State Assembly Speaker John Perez told reporters he is in agreement with most parts of Brown’s revised plan, but he foresees possible tension between some lawmakers and the governor over his plan for allocating education money.

“In broad terms, we’re in the same place,” Perez said, adding that the legislature would meet its mid-June deadline for approving a budget so Brown can sign one into law by the July 1 start of the new fiscal year.

After Brown in January proposed his initial budget plan with a surprise surplus, Standard & Poor’s Ratings Service raised its credit rating on California’s general obligation debt by one notch to A from A-minus. That left Illinois as S&P’s lowest-rated state at A-minus and lowered California’s borrowing cost on the $3.7 trillion municipal bond market.

Brown’s revised budget plan forecasts a $484 million decline in California’s cost of borrowing on short- and long-term debt “made possible by the state’s improved fiscal condition.”

S&P analyst Gabriel Petek said Brown’s revised plan is a “favorable proposal from a credit standpoint.” He added that the governor is taking a “realistic approach” to the state’s revenue, which can be volatile as it relies so much on the personal income taxes on the wealthy.

Fitch Ratings analyst Douglas Offerman said it may be a few weeks before his rating agency responds to Brown’s “very sober” plan. Fitch rates California’s general obligation debt A-minus with a positive outlook.

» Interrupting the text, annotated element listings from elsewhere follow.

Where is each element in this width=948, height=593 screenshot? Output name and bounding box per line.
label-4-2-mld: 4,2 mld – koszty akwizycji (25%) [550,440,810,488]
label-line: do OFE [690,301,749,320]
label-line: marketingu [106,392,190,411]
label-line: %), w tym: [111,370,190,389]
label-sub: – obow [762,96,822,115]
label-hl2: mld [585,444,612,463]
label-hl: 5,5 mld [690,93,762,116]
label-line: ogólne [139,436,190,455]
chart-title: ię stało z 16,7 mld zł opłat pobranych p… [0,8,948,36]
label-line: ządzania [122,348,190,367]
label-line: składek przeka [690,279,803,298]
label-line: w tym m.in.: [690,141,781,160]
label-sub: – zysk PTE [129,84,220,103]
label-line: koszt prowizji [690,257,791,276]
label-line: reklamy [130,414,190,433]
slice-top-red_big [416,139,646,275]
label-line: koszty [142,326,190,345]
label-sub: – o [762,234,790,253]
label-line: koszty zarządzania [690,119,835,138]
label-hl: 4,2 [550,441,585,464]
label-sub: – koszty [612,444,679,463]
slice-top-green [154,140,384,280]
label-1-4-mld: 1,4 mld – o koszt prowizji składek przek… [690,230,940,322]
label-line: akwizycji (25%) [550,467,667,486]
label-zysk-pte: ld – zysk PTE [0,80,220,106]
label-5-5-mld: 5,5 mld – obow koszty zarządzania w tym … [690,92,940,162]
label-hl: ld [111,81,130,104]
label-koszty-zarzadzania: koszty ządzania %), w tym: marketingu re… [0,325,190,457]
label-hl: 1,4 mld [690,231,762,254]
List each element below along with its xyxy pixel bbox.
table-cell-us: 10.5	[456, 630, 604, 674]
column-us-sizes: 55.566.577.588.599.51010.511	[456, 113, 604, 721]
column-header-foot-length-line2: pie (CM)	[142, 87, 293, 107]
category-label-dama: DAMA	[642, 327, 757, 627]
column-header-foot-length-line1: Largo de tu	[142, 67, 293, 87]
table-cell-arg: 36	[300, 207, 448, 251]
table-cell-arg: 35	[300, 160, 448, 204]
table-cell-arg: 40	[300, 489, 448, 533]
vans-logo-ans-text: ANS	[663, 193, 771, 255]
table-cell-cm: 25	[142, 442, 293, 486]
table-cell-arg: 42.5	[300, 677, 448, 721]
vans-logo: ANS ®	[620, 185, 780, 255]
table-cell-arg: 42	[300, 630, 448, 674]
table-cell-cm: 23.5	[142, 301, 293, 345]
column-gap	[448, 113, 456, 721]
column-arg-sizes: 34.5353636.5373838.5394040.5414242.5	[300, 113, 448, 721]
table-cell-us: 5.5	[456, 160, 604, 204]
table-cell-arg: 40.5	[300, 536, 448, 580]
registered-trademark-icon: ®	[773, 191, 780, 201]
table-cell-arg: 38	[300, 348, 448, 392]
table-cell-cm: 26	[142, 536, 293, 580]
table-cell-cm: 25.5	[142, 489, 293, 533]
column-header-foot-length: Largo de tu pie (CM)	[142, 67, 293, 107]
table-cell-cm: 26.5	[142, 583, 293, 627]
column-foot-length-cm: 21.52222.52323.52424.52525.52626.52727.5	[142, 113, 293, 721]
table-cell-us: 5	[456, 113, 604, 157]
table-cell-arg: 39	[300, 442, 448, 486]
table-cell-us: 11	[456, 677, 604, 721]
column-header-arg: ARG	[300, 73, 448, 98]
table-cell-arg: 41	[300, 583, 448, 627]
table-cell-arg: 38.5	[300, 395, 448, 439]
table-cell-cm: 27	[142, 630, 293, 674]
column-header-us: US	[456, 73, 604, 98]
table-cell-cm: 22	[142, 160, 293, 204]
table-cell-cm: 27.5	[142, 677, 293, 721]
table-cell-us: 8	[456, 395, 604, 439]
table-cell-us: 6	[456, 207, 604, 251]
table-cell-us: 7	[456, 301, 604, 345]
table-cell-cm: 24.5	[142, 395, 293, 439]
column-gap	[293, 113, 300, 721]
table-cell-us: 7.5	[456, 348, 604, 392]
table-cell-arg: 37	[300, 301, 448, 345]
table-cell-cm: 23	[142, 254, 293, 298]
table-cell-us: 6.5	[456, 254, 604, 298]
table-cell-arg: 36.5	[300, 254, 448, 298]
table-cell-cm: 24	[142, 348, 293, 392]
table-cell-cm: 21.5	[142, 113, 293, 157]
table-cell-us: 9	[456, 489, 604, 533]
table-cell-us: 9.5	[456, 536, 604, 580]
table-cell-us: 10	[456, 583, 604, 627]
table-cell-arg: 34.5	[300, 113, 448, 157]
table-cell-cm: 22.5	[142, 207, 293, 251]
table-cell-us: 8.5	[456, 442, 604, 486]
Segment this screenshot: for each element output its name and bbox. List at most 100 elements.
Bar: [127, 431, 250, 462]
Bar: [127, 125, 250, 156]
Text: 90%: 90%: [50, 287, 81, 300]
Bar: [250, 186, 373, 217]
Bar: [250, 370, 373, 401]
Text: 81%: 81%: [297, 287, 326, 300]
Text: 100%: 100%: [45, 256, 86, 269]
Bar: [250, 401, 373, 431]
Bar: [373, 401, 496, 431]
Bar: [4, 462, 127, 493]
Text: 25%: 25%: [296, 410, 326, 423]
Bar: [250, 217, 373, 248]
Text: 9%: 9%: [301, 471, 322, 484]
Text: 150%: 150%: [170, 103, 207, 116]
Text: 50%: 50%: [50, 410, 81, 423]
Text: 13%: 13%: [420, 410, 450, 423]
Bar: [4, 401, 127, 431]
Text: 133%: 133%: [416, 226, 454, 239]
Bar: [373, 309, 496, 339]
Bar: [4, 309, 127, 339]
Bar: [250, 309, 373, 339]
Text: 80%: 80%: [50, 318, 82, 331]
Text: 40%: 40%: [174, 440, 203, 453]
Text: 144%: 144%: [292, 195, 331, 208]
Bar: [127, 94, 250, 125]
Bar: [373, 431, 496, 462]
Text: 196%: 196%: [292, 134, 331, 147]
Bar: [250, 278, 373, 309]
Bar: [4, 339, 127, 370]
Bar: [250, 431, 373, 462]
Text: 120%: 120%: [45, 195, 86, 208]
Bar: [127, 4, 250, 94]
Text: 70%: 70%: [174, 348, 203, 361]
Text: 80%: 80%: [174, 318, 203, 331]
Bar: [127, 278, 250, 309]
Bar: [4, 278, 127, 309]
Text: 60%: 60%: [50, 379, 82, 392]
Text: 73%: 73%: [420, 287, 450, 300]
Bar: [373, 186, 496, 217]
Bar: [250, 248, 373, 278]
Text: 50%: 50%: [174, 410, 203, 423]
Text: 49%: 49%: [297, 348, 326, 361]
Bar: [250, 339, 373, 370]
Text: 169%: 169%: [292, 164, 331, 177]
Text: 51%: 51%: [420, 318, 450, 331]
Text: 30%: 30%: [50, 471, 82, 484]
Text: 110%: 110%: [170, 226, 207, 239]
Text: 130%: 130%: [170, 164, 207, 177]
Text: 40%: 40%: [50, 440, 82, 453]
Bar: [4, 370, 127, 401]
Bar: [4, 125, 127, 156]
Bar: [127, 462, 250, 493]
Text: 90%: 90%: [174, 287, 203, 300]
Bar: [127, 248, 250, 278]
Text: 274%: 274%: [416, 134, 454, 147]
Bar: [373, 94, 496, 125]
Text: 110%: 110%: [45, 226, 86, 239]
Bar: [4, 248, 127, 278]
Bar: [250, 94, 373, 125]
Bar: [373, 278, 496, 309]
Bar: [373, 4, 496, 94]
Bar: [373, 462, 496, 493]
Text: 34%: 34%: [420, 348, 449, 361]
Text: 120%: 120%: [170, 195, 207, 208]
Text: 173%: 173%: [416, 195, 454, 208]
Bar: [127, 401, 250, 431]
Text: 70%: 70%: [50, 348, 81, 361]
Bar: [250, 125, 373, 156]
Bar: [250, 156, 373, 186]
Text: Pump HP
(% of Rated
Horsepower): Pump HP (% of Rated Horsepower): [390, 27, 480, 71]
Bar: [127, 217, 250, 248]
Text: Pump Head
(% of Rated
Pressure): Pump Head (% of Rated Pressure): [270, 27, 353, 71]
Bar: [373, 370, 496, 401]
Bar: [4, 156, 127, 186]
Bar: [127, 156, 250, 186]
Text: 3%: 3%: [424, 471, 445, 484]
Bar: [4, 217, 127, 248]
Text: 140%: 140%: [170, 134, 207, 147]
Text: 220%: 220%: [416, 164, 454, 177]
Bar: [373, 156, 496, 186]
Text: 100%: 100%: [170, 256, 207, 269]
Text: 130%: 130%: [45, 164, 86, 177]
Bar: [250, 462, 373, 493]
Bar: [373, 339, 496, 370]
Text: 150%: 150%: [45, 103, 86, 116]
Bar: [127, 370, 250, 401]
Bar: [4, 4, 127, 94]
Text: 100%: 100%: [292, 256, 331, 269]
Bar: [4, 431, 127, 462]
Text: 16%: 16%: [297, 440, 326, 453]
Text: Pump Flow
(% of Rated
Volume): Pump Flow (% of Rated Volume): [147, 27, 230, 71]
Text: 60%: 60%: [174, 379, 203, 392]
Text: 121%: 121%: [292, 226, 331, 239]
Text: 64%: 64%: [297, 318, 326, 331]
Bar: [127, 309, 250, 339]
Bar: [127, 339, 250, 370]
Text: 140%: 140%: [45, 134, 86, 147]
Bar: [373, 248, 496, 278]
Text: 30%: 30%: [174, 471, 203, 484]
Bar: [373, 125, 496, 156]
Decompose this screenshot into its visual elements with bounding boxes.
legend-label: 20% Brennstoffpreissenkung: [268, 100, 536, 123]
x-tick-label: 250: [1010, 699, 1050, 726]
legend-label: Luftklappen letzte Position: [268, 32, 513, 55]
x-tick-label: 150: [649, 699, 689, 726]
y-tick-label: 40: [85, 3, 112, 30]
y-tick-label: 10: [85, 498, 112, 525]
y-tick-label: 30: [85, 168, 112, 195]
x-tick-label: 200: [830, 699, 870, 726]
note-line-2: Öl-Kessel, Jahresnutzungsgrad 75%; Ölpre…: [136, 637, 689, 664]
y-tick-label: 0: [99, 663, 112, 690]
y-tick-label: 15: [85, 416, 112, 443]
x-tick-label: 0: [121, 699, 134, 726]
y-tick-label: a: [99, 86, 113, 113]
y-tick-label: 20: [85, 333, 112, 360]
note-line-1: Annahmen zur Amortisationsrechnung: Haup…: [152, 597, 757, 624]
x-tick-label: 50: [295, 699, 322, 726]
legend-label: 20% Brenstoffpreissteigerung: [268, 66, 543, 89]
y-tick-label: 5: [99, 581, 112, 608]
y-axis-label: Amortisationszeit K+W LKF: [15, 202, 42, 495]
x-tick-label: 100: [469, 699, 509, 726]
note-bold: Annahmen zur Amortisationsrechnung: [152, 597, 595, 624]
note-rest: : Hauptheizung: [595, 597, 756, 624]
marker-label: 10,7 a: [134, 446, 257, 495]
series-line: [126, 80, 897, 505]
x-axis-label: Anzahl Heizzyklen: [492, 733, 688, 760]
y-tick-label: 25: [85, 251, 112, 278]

Lawmakers would do well to heed Brown’s caution regarding the state’s revenue, said Steven Frates, head of research at the Davenport Institute at Pepperdine University’s School of Public Policy. “The governor, if you will, is forced to be prudent,” he said. “It’s clear the national economy is not very robust.”

While the most populous U.S. state is recovering from the recession and financial crisis, it has 9.4 percent unemployment, one of the nation’s worst jobless rates.